In fact, for those who are able and willing to breastfeed, doing so during the pandemic may provide even more benefits for their infants. While there was initially little data on the effect of COVID vaccines on pregnant or breastfeeding mothers and their children, early results from tests conducted on Pfizer and Moderna vaccines show that the vaccines themselves are not passed on to the children, which was a concern of many mothers due to the effects of vaccines on the very young being yet unknown. (Note that the Pfizer and Moderna vaccines do not use a live, weakened form of the virus, so this data should only be applied to those vaccines. However, even for other vaccines the WHO and the DOH do not recommend discontinuing breastfeeding after vaccination.)
Even better, the studies showed that the protective antibodies produced by the vaccinated mothers were detected in the milk. What this means in concrete terms will require further study, but the presence of these antibodies is a positive sign that breastfeeding may be able to deliver some additional protection.
Yet for all these benefits – tangible and potential – that breastfeeding can bring about, especially during this pandemic, the unbelievable yet undeniable fact is that the stigma against breastfeeding remains firmly entrenched in both systems and minds. While nations such as the Philippines have legislation protecting and supporting the right of mothers to breastfeed, there continue to be instances where breastfeeding mothers around the world are shamed, removed from participation in events or asked to cover up.

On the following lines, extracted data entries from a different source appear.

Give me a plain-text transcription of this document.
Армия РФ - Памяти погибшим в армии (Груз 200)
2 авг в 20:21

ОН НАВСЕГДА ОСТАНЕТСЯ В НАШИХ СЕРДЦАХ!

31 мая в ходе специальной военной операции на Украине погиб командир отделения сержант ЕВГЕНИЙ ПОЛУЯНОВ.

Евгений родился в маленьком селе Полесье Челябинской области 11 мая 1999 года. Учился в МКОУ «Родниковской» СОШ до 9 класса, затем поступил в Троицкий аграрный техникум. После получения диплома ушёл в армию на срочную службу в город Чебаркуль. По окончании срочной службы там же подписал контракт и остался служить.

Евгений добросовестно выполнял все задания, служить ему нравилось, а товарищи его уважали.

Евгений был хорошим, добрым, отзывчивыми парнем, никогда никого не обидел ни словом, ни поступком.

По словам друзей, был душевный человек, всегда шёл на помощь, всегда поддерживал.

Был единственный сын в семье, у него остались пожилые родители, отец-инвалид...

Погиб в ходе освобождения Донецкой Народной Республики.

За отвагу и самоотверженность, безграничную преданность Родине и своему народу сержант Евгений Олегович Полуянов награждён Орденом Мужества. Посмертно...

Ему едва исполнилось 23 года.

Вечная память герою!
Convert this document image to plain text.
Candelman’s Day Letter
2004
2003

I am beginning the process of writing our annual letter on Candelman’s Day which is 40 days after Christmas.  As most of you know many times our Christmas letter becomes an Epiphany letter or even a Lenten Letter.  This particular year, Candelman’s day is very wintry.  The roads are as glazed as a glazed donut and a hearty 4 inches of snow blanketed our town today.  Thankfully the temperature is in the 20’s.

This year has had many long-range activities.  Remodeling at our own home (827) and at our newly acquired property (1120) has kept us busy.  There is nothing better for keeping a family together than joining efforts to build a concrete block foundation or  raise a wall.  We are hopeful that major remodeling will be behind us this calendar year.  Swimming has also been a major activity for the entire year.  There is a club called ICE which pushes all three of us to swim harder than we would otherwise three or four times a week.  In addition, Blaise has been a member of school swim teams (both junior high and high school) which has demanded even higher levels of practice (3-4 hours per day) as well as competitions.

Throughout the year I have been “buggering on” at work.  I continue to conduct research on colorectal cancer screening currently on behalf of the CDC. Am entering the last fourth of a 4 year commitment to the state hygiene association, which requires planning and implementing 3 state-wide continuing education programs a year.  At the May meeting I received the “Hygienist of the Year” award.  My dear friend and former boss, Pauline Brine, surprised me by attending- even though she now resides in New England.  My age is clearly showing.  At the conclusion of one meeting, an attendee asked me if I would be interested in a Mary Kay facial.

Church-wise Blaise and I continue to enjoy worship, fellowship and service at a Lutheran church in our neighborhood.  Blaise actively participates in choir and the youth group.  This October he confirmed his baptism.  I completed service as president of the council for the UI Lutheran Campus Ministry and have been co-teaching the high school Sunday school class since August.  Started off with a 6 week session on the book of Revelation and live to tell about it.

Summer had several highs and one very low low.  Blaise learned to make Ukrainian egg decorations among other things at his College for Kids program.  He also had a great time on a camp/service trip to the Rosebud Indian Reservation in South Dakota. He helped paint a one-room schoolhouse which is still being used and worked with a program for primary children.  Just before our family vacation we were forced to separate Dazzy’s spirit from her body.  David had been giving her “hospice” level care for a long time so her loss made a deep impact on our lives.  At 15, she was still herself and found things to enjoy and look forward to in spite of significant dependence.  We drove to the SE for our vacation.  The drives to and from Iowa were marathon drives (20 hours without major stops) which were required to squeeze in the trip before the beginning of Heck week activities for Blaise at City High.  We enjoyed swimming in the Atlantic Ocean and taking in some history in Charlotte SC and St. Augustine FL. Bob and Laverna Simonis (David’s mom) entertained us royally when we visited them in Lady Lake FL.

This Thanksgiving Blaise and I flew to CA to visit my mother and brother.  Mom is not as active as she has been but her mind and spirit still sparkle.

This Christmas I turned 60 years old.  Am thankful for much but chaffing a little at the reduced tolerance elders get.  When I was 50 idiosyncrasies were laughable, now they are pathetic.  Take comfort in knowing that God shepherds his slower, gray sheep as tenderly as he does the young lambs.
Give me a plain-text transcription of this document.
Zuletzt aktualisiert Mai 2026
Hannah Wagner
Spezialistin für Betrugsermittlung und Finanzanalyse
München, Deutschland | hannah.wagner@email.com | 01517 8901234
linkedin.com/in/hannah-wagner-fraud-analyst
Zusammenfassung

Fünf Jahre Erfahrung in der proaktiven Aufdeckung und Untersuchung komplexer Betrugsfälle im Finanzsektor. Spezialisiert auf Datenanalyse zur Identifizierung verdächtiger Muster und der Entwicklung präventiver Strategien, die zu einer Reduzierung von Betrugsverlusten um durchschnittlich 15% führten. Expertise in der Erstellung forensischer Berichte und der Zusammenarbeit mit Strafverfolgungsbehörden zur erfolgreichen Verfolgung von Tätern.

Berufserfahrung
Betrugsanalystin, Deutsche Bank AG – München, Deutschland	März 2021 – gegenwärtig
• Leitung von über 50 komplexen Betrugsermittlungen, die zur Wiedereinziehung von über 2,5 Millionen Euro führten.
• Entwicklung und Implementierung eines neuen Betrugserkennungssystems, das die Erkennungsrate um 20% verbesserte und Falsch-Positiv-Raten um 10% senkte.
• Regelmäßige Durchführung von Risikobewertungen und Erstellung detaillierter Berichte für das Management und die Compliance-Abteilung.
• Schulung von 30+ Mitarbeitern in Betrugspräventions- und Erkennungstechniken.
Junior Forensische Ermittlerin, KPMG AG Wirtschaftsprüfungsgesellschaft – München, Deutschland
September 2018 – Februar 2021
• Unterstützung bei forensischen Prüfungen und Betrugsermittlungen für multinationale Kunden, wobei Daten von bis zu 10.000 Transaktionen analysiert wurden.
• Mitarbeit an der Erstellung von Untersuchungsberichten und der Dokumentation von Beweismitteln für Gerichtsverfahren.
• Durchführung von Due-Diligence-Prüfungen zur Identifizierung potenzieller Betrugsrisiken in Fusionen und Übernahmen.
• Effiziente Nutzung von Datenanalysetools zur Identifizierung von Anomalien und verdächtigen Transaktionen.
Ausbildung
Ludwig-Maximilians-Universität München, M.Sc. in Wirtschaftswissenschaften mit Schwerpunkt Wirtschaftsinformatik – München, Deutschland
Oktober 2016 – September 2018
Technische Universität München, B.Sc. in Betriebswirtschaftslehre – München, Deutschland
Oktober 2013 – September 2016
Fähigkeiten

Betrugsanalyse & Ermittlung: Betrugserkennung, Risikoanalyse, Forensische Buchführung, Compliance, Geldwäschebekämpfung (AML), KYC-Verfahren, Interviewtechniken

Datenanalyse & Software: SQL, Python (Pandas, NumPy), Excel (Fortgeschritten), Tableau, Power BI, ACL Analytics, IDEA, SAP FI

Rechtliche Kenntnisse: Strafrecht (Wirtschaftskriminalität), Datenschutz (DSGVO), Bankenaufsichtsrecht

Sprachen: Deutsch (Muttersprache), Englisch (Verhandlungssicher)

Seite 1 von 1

Even when there is no direct obstruction of a mother’s right to breastfeed her child, the failure to take into consideration the needs and realities faced by these mothers can force them to make unnecessary and difficult choices between a job/opportunity on the one hand, and their ability to continue breastfeeding their babies on the other.
One event that brought this to the fore is the Olympics, where athletes who are breastfeeding mothers have been vocal about their frustration. Initially, athletes participating in the games were afraid that they would not even be allowed to bring their children to Japan because of the country’s COVID-19 restrictions, and while the organizers later relented, the requirements and restrictions placed on the children were found by some to be too restrictive. The babies and/or caregivers were not to be allowed into the residential area of the Olympic Village where the athletes would reside, which meant that the mothers would not be near their infants, an arrangement which anyone who had experience with breastfeeding would know is unmanageable. After all, babies do not feed at regular times. At least half of the athlete mothers who were public about wanting to bring their nursing infants decided not to do so because of the restrictions, which meant they had to stop directly breastfeeding their children.
It’s clear that much work still needs to be done to make sure that women are able to fully exercise their right to breastfeed their children. The theme of this year’s World Breastfeeding Week is “Protect Breastfeeding – A Shared Responsibility” and it’s a timely way to be reminded that while only mothers can breastfeed, mothers cannot do it alone.
They need legislation that codifies in no uncertain terms their right to breastfeed their children whenever and wherever the need arises; they need to have the opportunity to be included in early clinical testing of essential medicines such as vaccines in order to provide better information for mothers who are often left in the dark about the effects of important medication on themselves or their children; they need to have systems that are modified to take their real needs into account.
It’s common for us to declare that nothing is more important than the welfare of our children, and it’s widely accepted now that breastfeeding is one of the best means we have of giving them the protection and nourishment they need. It’s time that we do more than pay lip service to the importance of breastfeeding. It’s time for more than just mothers to ask, to push, to bear the responsibility for it.